Benjamin Champagne - Class of 2020 - Prague

  • In terms of film, what made you choose Prague as your choice for studying abroad? 
    • I had very little knowledge of study abroad film programs and only considered studying abroad for the opportunity to create my own 16mm short film in Prague. The program was recommended to me through a UMass student who studied abroad before me. As I researched studying abroad, this was really the only program of its kind available. So, I applied and was accepted.
  • What were you hoping to gain out of your experience abroad? 
    • I took this opportunity with the goal of gaining more production experience in narrative filmmaking as well as the opportunity to DP with professional guidance and tools on 16mm film.
  • What types of classes did you take in Prague? 
    • The vast majority of the classes I took were film-oriented with the exception of one Czech language class. There were classes that aided our groups through each aspect of filmmaking from script to editing. See the detailed classes in the attachment I send Barbara for specific classes.
  • What was the hardest part for you in Prague?
    • Prague had a laundry list of challenges, in not speaking the native language, being unfamiliar with cultural norms, even simple things like grocery shopping can become tricky. As well, we were living in apartments and had to commute to class. So the whole experience was manageable but taxing.

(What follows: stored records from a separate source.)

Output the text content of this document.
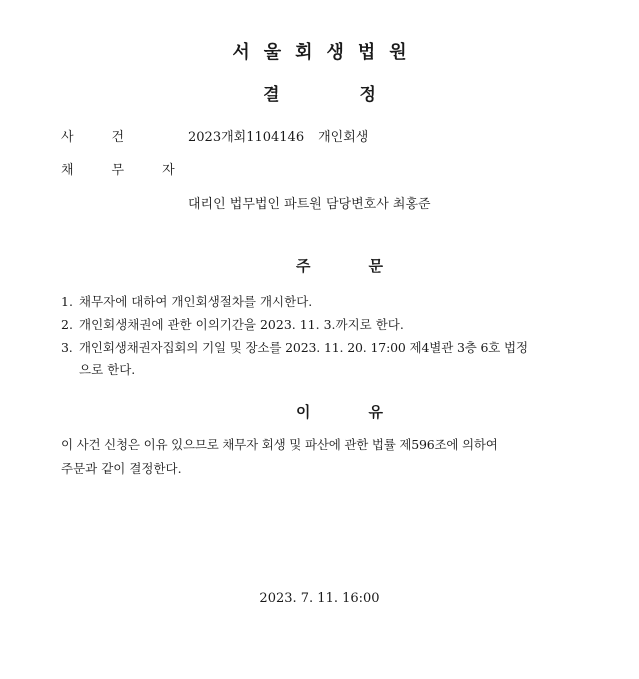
서울회생법원
결정
사건 2023개회1104146 개인회생
채무자
대리인 법무법인 파트원 담당변호사 최홍준
주	문
1. 채무자에 대하여 개인회생절차를 개시한다.
2. 개인회생채권에 관한 이의기간을 2023. 11. 3.까지로 한다.
3. 개인회생채권자집회의 기일 및 장소를 2023. 11. 20. 17:00 제4별관 3층 6호 법정
으로 한다.
이	유
이 사건 신청은 이유 있으므로 채무자 회생 및 파산에 관한 법률 제596조에 의하여
주문과 같이 결정한다.
2023. 7. 11. 16:00
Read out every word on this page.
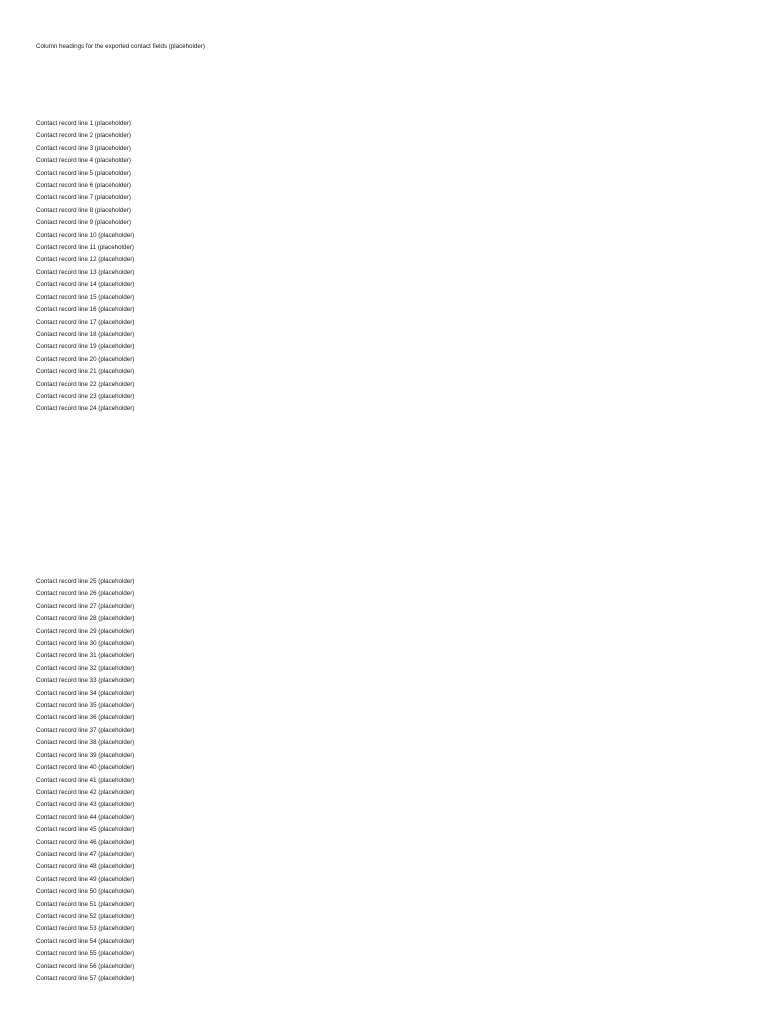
Column headings for the exported contact fields (placeholder)
Contact record line 1 (placeholder)
Contact record line 2 (placeholder)
Contact record line 3 (placeholder)
Contact record line 4 (placeholder)
Contact record line 5 (placeholder)
Contact record line 6 (placeholder)
Contact record line 7 (placeholder)
Contact record line 8 (placeholder)
Contact record line 9 (placeholder)
Contact record line 10 (placeholder)
Contact record line 11 (placeholder)
Contact record line 12 (placeholder)
Contact record line 13 (placeholder)
Contact record line 14 (placeholder)
Contact record line 15 (placeholder)
Contact record line 16 (placeholder)
Contact record line 17 (placeholder)
Contact record line 18 (placeholder)
Contact record line 19 (placeholder)
Contact record line 20 (placeholder)
Contact record line 21 (placeholder)
Contact record line 22 (placeholder)
Contact record line 23 (placeholder)
Contact record line 24 (placeholder)
Contact record line 25 (placeholder)
Contact record line 26 (placeholder)
Contact record line 27 (placeholder)
Contact record line 28 (placeholder)
Contact record line 29 (placeholder)
Contact record line 30 (placeholder)
Contact record line 31 (placeholder)
Contact record line 32 (placeholder)
Contact record line 33 (placeholder)
Contact record line 34 (placeholder)
Contact record line 35 (placeholder)
Contact record line 36 (placeholder)
Contact record line 37 (placeholder)
Contact record line 38 (placeholder)
Contact record line 39 (placeholder)
Contact record line 40 (placeholder)
Contact record line 41 (placeholder)
Contact record line 42 (placeholder)
Contact record line 43 (placeholder)
Contact record line 44 (placeholder)
Contact record line 45 (placeholder)
Contact record line 46 (placeholder)
Contact record line 47 (placeholder)
Contact record line 48 (placeholder)
Contact record line 49 (placeholder)
Contact record line 50 (placeholder)
Contact record line 51 (placeholder)
Contact record line 52 (placeholder)
Contact record line 53 (placeholder)
Contact record line 54 (placeholder)
Contact record line 55 (placeholder)
Contact record line 56 (placeholder)
Contact record line 57 (placeholder)
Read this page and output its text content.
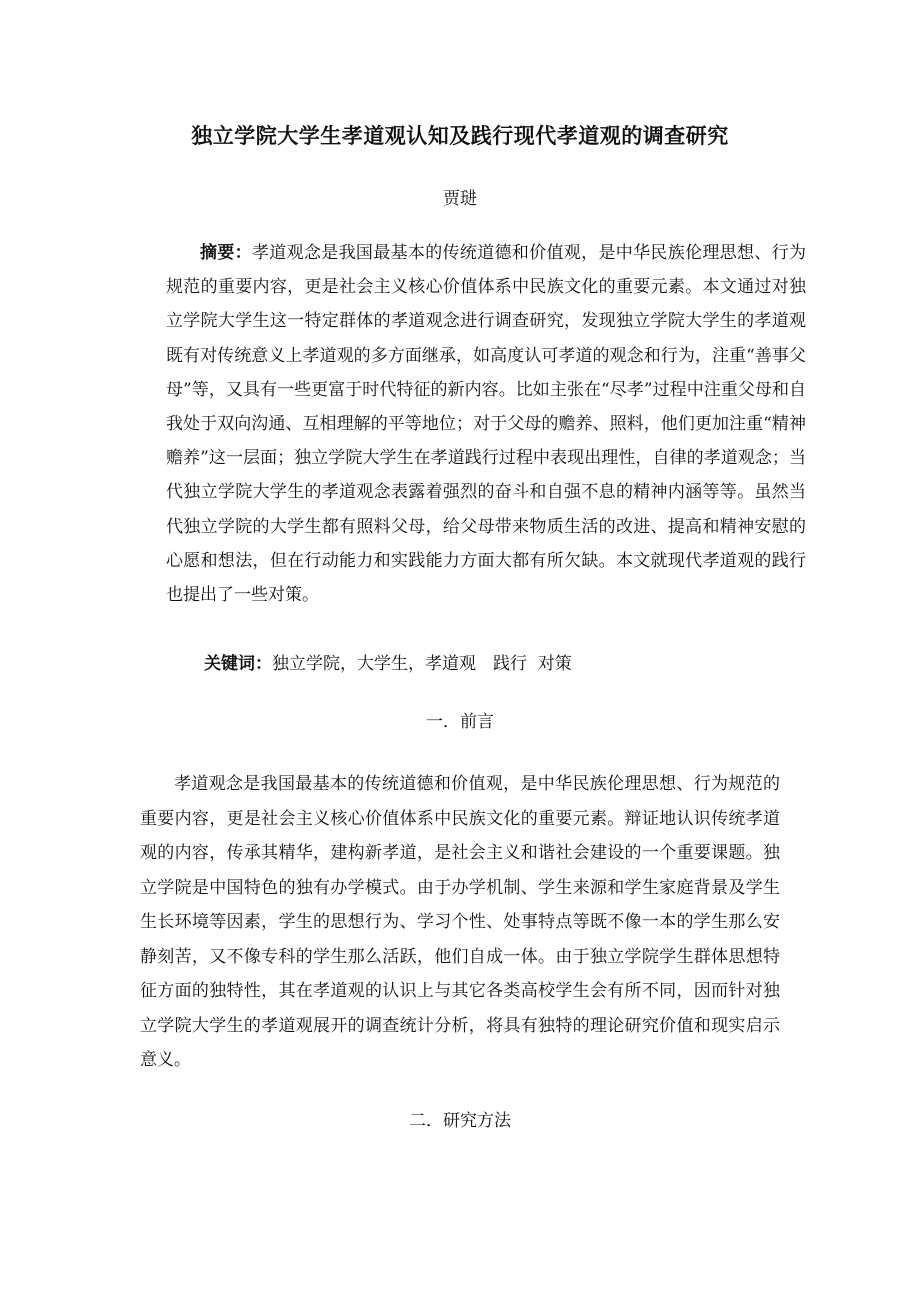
独立学院大学生孝道观认知及践行现代孝道观的调查研究
贾琎
摘要：孝道观念是我国最基本的传统道德和价值观，是中华民族伦理思想、行为规范的重要内容，更是社会主义核心价值体系中民族文化的重要元素。本文通过对独立学院大学生这一特定群体的孝道观念进行调查研究，发现独立学院大学生的孝道观既有对传统意义上孝道观的多方面继承，如高度认可孝道的观念和行为，注重“善事父母”等，又具有一些更富于时代特征的新内容。比如主张在“尽孝”过程中注重父母和自我处于双向沟通、互相理解的平等地位；对于父母的赡养、照料，他们更加注重“精神赡养”这一层面；独立学院大学生在孝道践行过程中表现出理性，自律的孝道观念；当代独立学院大学生的孝道观念表露着强烈的奋斗和自强不息的精神内涵等等。虽然当代独立学院的大学生都有照料父母，给父母带来物质生活的改进、提高和精神安慰的心愿和想法，但在行动能力和实践能力方面大都有所欠缺。本文就现代孝道观的践行也提出了一些对策。
关键词：独立学院，大学生，孝道观　践行  对策
一．前言
孝道观念是我国最基本的传统道德和价值观，是中华民族伦理思想、行为规范的重要内容，更是社会主义核心价值体系中民族文化的重要元素。辩证地认识传统孝道观的内容，传承其精华，建构新孝道，是社会主义和谐社会建设的一个重要课题。独立学院是中国特色的独有办学模式。由于办学机制、学生来源和学生家庭背景及学生生长环境等因素，学生的思想行为、学习个性、处事特点等既不像一本的学生那么安静刻苦，又不像专科的学生那么活跃，他们自成一体。由于独立学院学生群体思想特征方面的独特性，其在孝道观的认识上与其它各类高校学生会有所不同，因而针对独立学院大学生的孝道观展开的调查统计分析，将具有独特的理论研究价值和现实启示意义。
二．研究方法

  • What did your role as a DP entail?
    • As the DP on my production, I was in charge of taking the script and providing visuals that would fit the narrative. This meant many sessions of script revisions for storytelling fluidity, a great deal of pre-production planning (shot list, lighting plan, crew know-how, mentor meetings, location scouting, and related blueprints), acting as DP during production (which entails working closely with the director to block and stage scenes, direct the crew to deliver necessary equipment for the camera department or to set up lighting, actually shooting the film, etc. etc.). I also took the color grading of the visuals very seriously in post-production.
  • What productions were you part of in Prague?
    • I was a DP for my group of two, I was a gaffer for a different short film, and 1st AC for two other groups.
  • What was your favorite class? 
    • Cinematography was my favorite class, the professor carried 'traditional Czech demeanor' meaning he was honest when reviewing our work. His assignments and mentoring greatly benefited my visual craft. All of the information he discussed was practical and important in this line of work. 
  • What was an area of film you were hoping to gain more experience in? 
    • I went to Prague to gain more experience as a DP and in the camera department. Through the class discussions, assignments, and several productions, I have a sturdy grasp on each role in the camera department. 
  • How has your experience shaped you as a filmmaker? 
    • This experience has improved my filmmaking ability and raised my awareness toward those little details in a production that can make or break a film. I now know how to approach each aspect of filmmaking, knowing what's expected of me and how to play my role. I've also gained confidence in leading crew.
  • Do you have any advice to UMass students looking into studying abroad for film?
    • To UMass students looking to study abroad for film, Prague was a great experience - it's a lovely city and FAMU is a great institution. I would survey my options closely but if you are lacking the rudimentary filmmaking production skills (most beneficial for Directors and DP) and you want to find them abroad, you will leave this program with a solid skill set.